Diese Grundsätze gelten nach der aktuellen Rspr. des Bundesfinanzhofs auch bei den in der Praxis üblichen mehrstöckigen Beteiligungen. Insgesamt hat der Bundesfinanzhof lediglich für Rechtssicherheit gesorgt, dass die Beherrschung an sich nicht zur Zurechnung des Grundstücks führt. Weiterhin ist auf die Erwerbstatbestände abzustellen. Das führt zu komplizierten Fragestellungen bei der Verwirklichung des § 1 Abs. 3 GrEStG und der anschließenden Verwirklichung von § 1 Abs. 2a und Abs. 2b GrEStG.

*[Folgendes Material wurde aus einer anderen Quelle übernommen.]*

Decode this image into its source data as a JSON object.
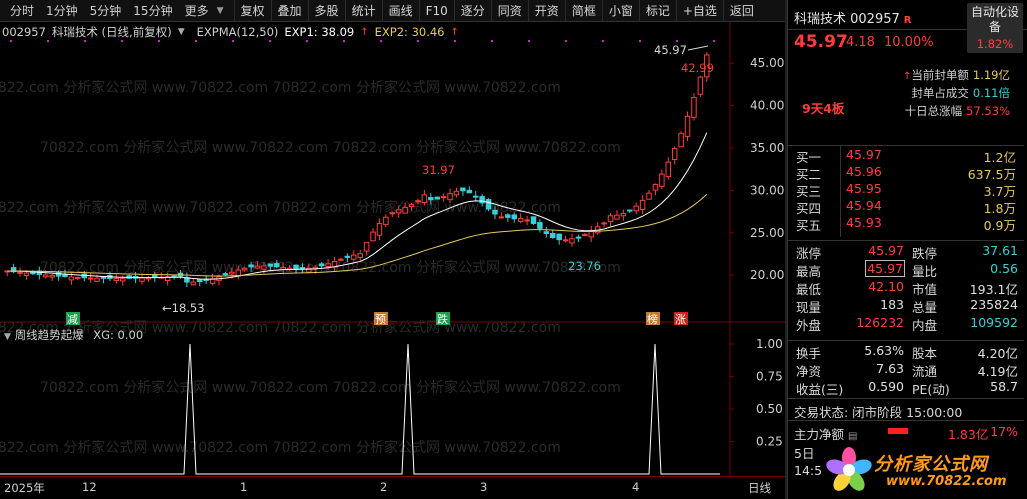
{
  "toolbar": {
    "periods": [
      "分时",
      "1分钟",
      "5分钟",
      "15分钟",
      "更多"
    ],
    "buttons": [
      "复权",
      "叠加",
      "多股",
      "统计",
      "画线",
      "F10",
      "逐分",
      "同资",
      "开资",
      "简框",
      "小窗",
      "标记",
      "+自选",
      "返回"
    ]
  },
  "legend": {
    "code": "002957",
    "name": "科瑞技术 (日线,前复权)",
    "indicator": "EXPMA(12,50)",
    "exp1": "EXP1: 38.09",
    "exp2": "EXP2: 30.46"
  },
  "sub_legend": {
    "label": "周线趋势起爆",
    "xg": "XG: 0.00"
  },
  "annotations": {
    "high_label": "45.97",
    "close_high_label": "42.99",
    "peak1": "31.97",
    "trough": "23.76",
    "low": "←18.53",
    "tags": [
      {
        "text": "减",
        "color": "#1aa04a"
      },
      {
        "text": "预",
        "color": "#c8782a"
      },
      {
        "text": "跌",
        "color": "#1aa04a"
      },
      {
        "text": "榜",
        "color": "#c8782a"
      },
      {
        "text": "涨",
        "color": "#d02020"
      }
    ]
  },
  "yaxis_main": [
    "45.00",
    "40.00",
    "35.00",
    "30.00",
    "25.00",
    "20.00"
  ],
  "yaxis_sub": [
    "1.00",
    "0.75",
    "0.50",
    "0.25"
  ],
  "xaxis": [
    "2025年",
    "12",
    "1",
    "2",
    "3",
    "4",
    "日线"
  ],
  "watermark": "70822.com 分析家公式网 www.70822.com",
  "panel": {
    "name": "科瑞技术 002957",
    "r_mark": "R",
    "price": "45.97",
    "change": "4.18",
    "pct": "10.00%",
    "tag_title": "自动化设备",
    "tag_pct": "1.82%",
    "seal_amount_label": "当前封单额",
    "seal_amount": "1.19亿",
    "seal_ratio_label": "封单占成交",
    "seal_ratio": "0.11倍",
    "ten_day_label": "十日总涨幅",
    "ten_day": "57.53%",
    "days_boards": "9天4板",
    "orderbook": [
      {
        "label": "买一",
        "price": "45.97",
        "qty": "1.2亿"
      },
      {
        "label": "买二",
        "price": "45.96",
        "qty": "637.5万"
      },
      {
        "label": "买三",
        "price": "45.95",
        "qty": "3.7万"
      },
      {
        "label": "买四",
        "price": "45.94",
        "qty": "1.8万"
      },
      {
        "label": "买五",
        "price": "45.93",
        "qty": "0.9万"
      }
    ],
    "stats": [
      {
        "l1": "涨停",
        "v1": "45.97",
        "c1": "red",
        "l2": "跌停",
        "v2": "37.61",
        "c2": "cyan"
      },
      {
        "l1": "最高",
        "v1": "45.97",
        "c1": "red",
        "l2": "量比",
        "v2": "0.56",
        "c2": "cyan"
      },
      {
        "l1": "最低",
        "v1": "42.10",
        "c1": "red",
        "l2": "市值",
        "v2": "193.1亿",
        "c2": "white"
      },
      {
        "l1": "现量",
        "v1": "183",
        "c1": "white",
        "l2": "总量",
        "v2": "235824",
        "c2": "white"
      },
      {
        "l1": "外盘",
        "v1": "126232",
        "c1": "red",
        "l2": "内盘",
        "v2": "109592",
        "c2": "cyan"
      }
    ],
    "stats2": [
      {
        "l1": "换手",
        "v1": "5.63%",
        "c1": "white",
        "l2": "股本",
        "v2": "4.20亿",
        "c2": "white"
      },
      {
        "l1": "净资",
        "v1": "7.63",
        "c1": "white",
        "l2": "流通",
        "v2": "4.19亿",
        "c2": "white"
      },
      {
        "l1": "收益(三)",
        "v1": "0.590",
        "c1": "white",
        "l2": "PE(动)",
        "v2": "58.7",
        "c2": "white"
      }
    ],
    "trade_status": "交易状态: 闭市阶段 15:00:00",
    "flow_label": "主力净额",
    "flow_value": "1.83亿",
    "flow_pct": "17%",
    "misc1": "5日",
    "misc2": "14:5"
  },
  "logo": {
    "cn": "分析家公式网",
    "url": "www.70822.com"
  },
  "chart_data": {
    "type": "candlestick",
    "y_range": [
      17.5,
      47.5
    ],
    "exp1_last": 38.09,
    "exp2_last": 30.46,
    "high": 45.97,
    "low": 18.53,
    "sub_signal_peaks": [
      1,
      1,
      1
    ],
    "sub_y_range": [
      0,
      1
    ]
  }
}
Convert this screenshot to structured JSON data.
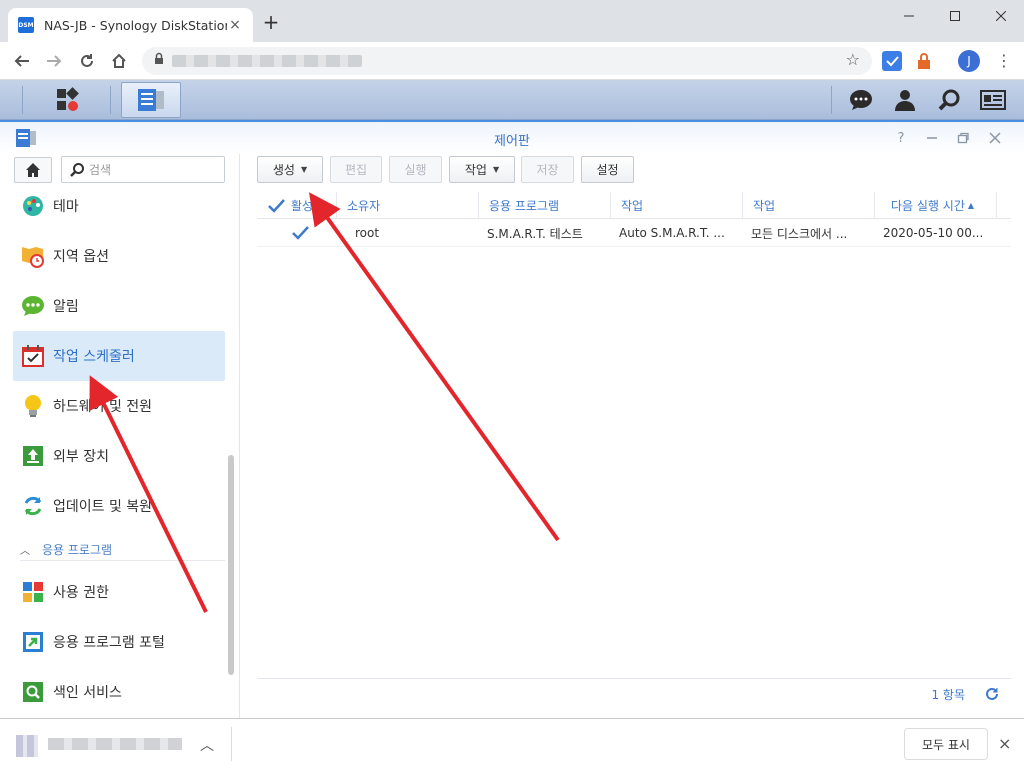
{
  "browser": {
    "tab_title": "NAS-JB - Synology DiskStation",
    "favicon_text": "DSM",
    "tab_close": "×",
    "new_tab": "+",
    "profile_initial": "J"
  },
  "window": {
    "title": "제어판"
  },
  "sidebar": {
    "search_placeholder": "검색",
    "items": [
      {
        "label": "테마",
        "icon": "palette-icon"
      },
      {
        "label": "지역 옵션",
        "icon": "map-clock-icon"
      },
      {
        "label": "알림",
        "icon": "chat-bubble-icon"
      },
      {
        "label": "작업 스케줄러",
        "icon": "calendar-check-icon",
        "selected": true
      },
      {
        "label": "하드웨어 및 전원",
        "icon": "lightbulb-icon"
      },
      {
        "label": "외부 장치",
        "icon": "upload-box-icon"
      },
      {
        "label": "업데이트 및 복원",
        "icon": "refresh-arrows-icon"
      }
    ],
    "section": "응용 프로그램",
    "section_items": [
      {
        "label": "사용 권한",
        "icon": "lock-grid-icon"
      },
      {
        "label": "응용 프로그램 포털",
        "icon": "portal-arrow-icon"
      },
      {
        "label": "색인 서비스",
        "icon": "search-index-icon"
      }
    ]
  },
  "toolbar": {
    "create": "생성",
    "edit": "편집",
    "run": "실행",
    "action": "작업",
    "save": "저장",
    "settings": "설정"
  },
  "grid": {
    "columns": [
      "활성",
      "소유자",
      "응용 프로그램",
      "작업",
      "작업",
      "다음 실행 시간"
    ],
    "sort_indicator": "▲",
    "rows": [
      {
        "enabled": true,
        "owner": "root",
        "app": "S.M.A.R.T. 테스트",
        "task": "Auto S.M.A.R.T. ...",
        "action": "모든 디스크에서 ...",
        "next_run": "2020-05-10 00..."
      }
    ],
    "count": "1 항목"
  },
  "shelf": {
    "show_all": "모두 표시",
    "close": "×"
  },
  "colors": {
    "accent": "#3d7acb",
    "selected_bg": "#dbeaf9",
    "arrow": "#e3262b"
  }
}
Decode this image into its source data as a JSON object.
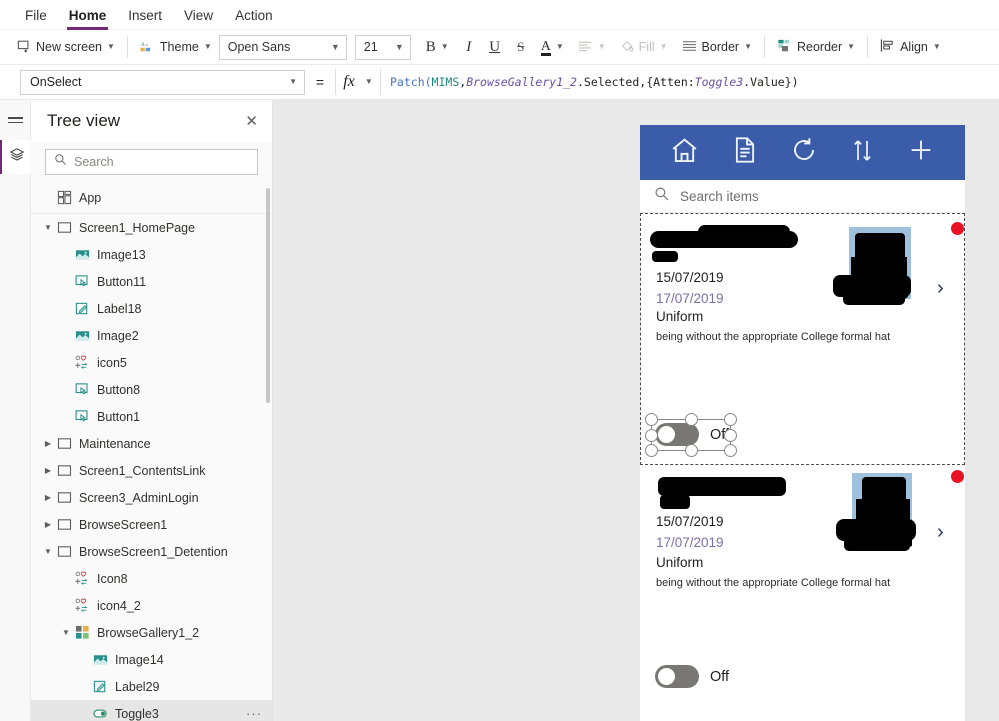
{
  "menubar": {
    "items": [
      {
        "label": "File",
        "active": false
      },
      {
        "label": "Home",
        "active": true
      },
      {
        "label": "Insert",
        "active": false
      },
      {
        "label": "View",
        "active": false
      },
      {
        "label": "Action",
        "active": false
      }
    ]
  },
  "ribbon": {
    "new_screen": "New screen",
    "theme": "Theme",
    "font_family": "Open Sans",
    "font_size": "21",
    "bold": "B",
    "italic": "I",
    "underline": "U",
    "strikethrough": "S",
    "font_color": "A",
    "align": "Align text",
    "fill": "Fill",
    "border": "Border",
    "reorder": "Reorder",
    "align_btn": "Align"
  },
  "formula_bar": {
    "property": "OnSelect",
    "equals": "=",
    "fx": "fx",
    "formula_tokens": [
      {
        "text": "Patch(",
        "kind": "fn"
      },
      {
        "text": "MIMS",
        "kind": "src"
      },
      {
        "text": ",",
        "kind": "plain"
      },
      {
        "text": "BrowseGallery1_2",
        "kind": "ctrl"
      },
      {
        "text": ".Selected,{Atten:",
        "kind": "plain"
      },
      {
        "text": "Toggle3",
        "kind": "ctrl"
      },
      {
        "text": ".Value})",
        "kind": "plain"
      }
    ],
    "formula_text": "Patch(MIMS,BrowseGallery1_2.Selected,{Atten:Toggle3.Value})"
  },
  "tree_panel": {
    "title": "Tree view",
    "close": "✕",
    "search_placeholder": "Search",
    "items": [
      {
        "label": "App",
        "indent": 0,
        "twisty": "",
        "icon": "app",
        "selected": false,
        "ellipsis": false,
        "divider_after": true
      },
      {
        "label": "Screen1_HomePage",
        "indent": 0,
        "twisty": "v",
        "icon": "screen",
        "selected": false,
        "ellipsis": false,
        "divider_after": false
      },
      {
        "label": "Image13",
        "indent": 1,
        "twisty": "",
        "icon": "image",
        "selected": false,
        "ellipsis": false,
        "divider_after": false
      },
      {
        "label": "Button11",
        "indent": 1,
        "twisty": "",
        "icon": "button",
        "selected": false,
        "ellipsis": false,
        "divider_after": false
      },
      {
        "label": "Label18",
        "indent": 1,
        "twisty": "",
        "icon": "label",
        "selected": false,
        "ellipsis": false,
        "divider_after": false
      },
      {
        "label": "Image2",
        "indent": 1,
        "twisty": "",
        "icon": "image",
        "selected": false,
        "ellipsis": false,
        "divider_after": false
      },
      {
        "label": "icon5",
        "indent": 1,
        "twisty": "",
        "icon": "icon",
        "selected": false,
        "ellipsis": false,
        "divider_after": false
      },
      {
        "label": "Button8",
        "indent": 1,
        "twisty": "",
        "icon": "button",
        "selected": false,
        "ellipsis": false,
        "divider_after": false
      },
      {
        "label": "Button1",
        "indent": 1,
        "twisty": "",
        "icon": "button",
        "selected": false,
        "ellipsis": false,
        "divider_after": false
      },
      {
        "label": "Maintenance",
        "indent": 0,
        "twisty": ">",
        "icon": "screen",
        "selected": false,
        "ellipsis": false,
        "divider_after": false
      },
      {
        "label": "Screen1_ContentsLink",
        "indent": 0,
        "twisty": ">",
        "icon": "screen",
        "selected": false,
        "ellipsis": false,
        "divider_after": false
      },
      {
        "label": "Screen3_AdminLogin",
        "indent": 0,
        "twisty": ">",
        "icon": "screen",
        "selected": false,
        "ellipsis": false,
        "divider_after": false
      },
      {
        "label": "BrowseScreen1",
        "indent": 0,
        "twisty": ">",
        "icon": "screen",
        "selected": false,
        "ellipsis": false,
        "divider_after": false
      },
      {
        "label": "BrowseScreen1_Detention",
        "indent": 0,
        "twisty": "v",
        "icon": "screen",
        "selected": false,
        "ellipsis": false,
        "divider_after": false
      },
      {
        "label": "Icon8",
        "indent": 1,
        "twisty": "",
        "icon": "icon",
        "selected": false,
        "ellipsis": false,
        "divider_after": false
      },
      {
        "label": "icon4_2",
        "indent": 1,
        "twisty": "",
        "icon": "icon",
        "selected": false,
        "ellipsis": false,
        "divider_after": false
      },
      {
        "label": "BrowseGallery1_2",
        "indent": 1,
        "twisty": "v",
        "icon": "gallery",
        "selected": false,
        "ellipsis": false,
        "divider_after": false
      },
      {
        "label": "Image14",
        "indent": 2,
        "twisty": "",
        "icon": "image",
        "selected": false,
        "ellipsis": false,
        "divider_after": false
      },
      {
        "label": "Label29",
        "indent": 2,
        "twisty": "",
        "icon": "label",
        "selected": false,
        "ellipsis": false,
        "divider_after": false
      },
      {
        "label": "Toggle3",
        "indent": 2,
        "twisty": "",
        "icon": "toggle",
        "selected": true,
        "ellipsis": true,
        "divider_after": false
      }
    ]
  },
  "app_preview": {
    "header_color": "#3b5ca8",
    "header_icons": [
      "home-icon",
      "document-icon",
      "refresh-icon",
      "sort-icon",
      "add-icon"
    ],
    "search_placeholder": "Search items",
    "gallery": [
      {
        "date_created": "15/07/2019",
        "date_due": "17/07/2019",
        "category": "Uniform",
        "description": "being without the appropriate College formal hat",
        "toggle_label": "Off",
        "toggle_on": false,
        "selected": true,
        "status_dot_color": "#e81123"
      },
      {
        "date_created": "15/07/2019",
        "date_due": "17/07/2019",
        "category": "Uniform",
        "description": "being without the appropriate College formal hat",
        "toggle_label": "Off",
        "toggle_on": false,
        "selected": false,
        "status_dot_color": "#e81123"
      }
    ]
  },
  "colors": {
    "accent_purple": "#742774",
    "app_blue": "#3b5ca8",
    "due_date": "#7b6fa8",
    "alert_red": "#e81123",
    "toggle_off": "#797775"
  }
}
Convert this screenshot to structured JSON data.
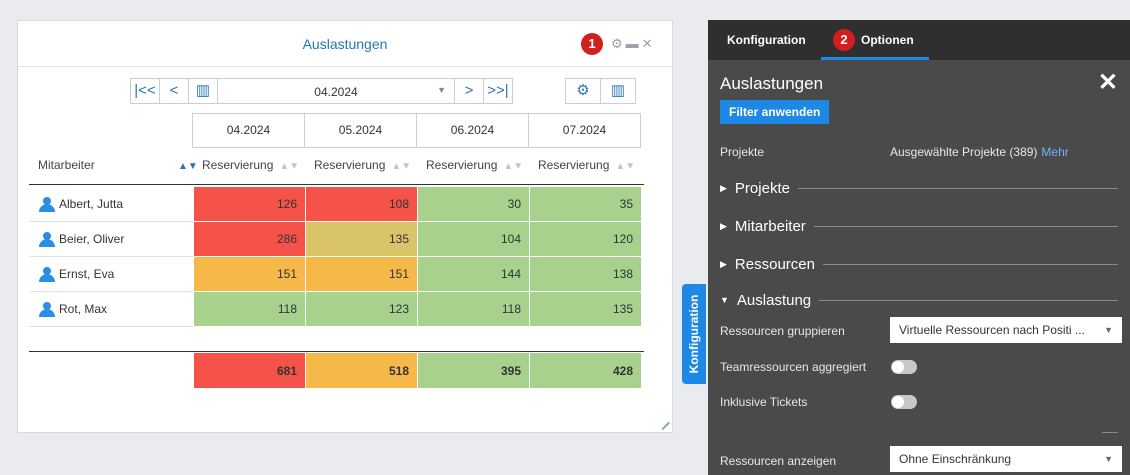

In der Praxis hat das Auswirkungen auf die Steuerschuldnerschaft und vor allem auf die Anzeigepflichten. Gegen eine ggfs. doppelte Festsetzung der Steuer müsse man sich im Zweifel mit guten Aussichten gerichtlich zur Wehr setzen. Des Weiteren bleibt es offen, welche Gesellschaft (in den Beispielen Tochter- oder Enkelgesellschaft) verpflichtet ist, die Anzeigen iSd. § 19 GrEStG zu erstatten, um eine ggfs. erforderliche Rückabwicklung nach § 16 GrEStG nicht zu gefährden.
Autoren: Ferdinand Petersen und Lars Meyerholz (wissenschaftlicher Mitarbeiter bei GÖRG)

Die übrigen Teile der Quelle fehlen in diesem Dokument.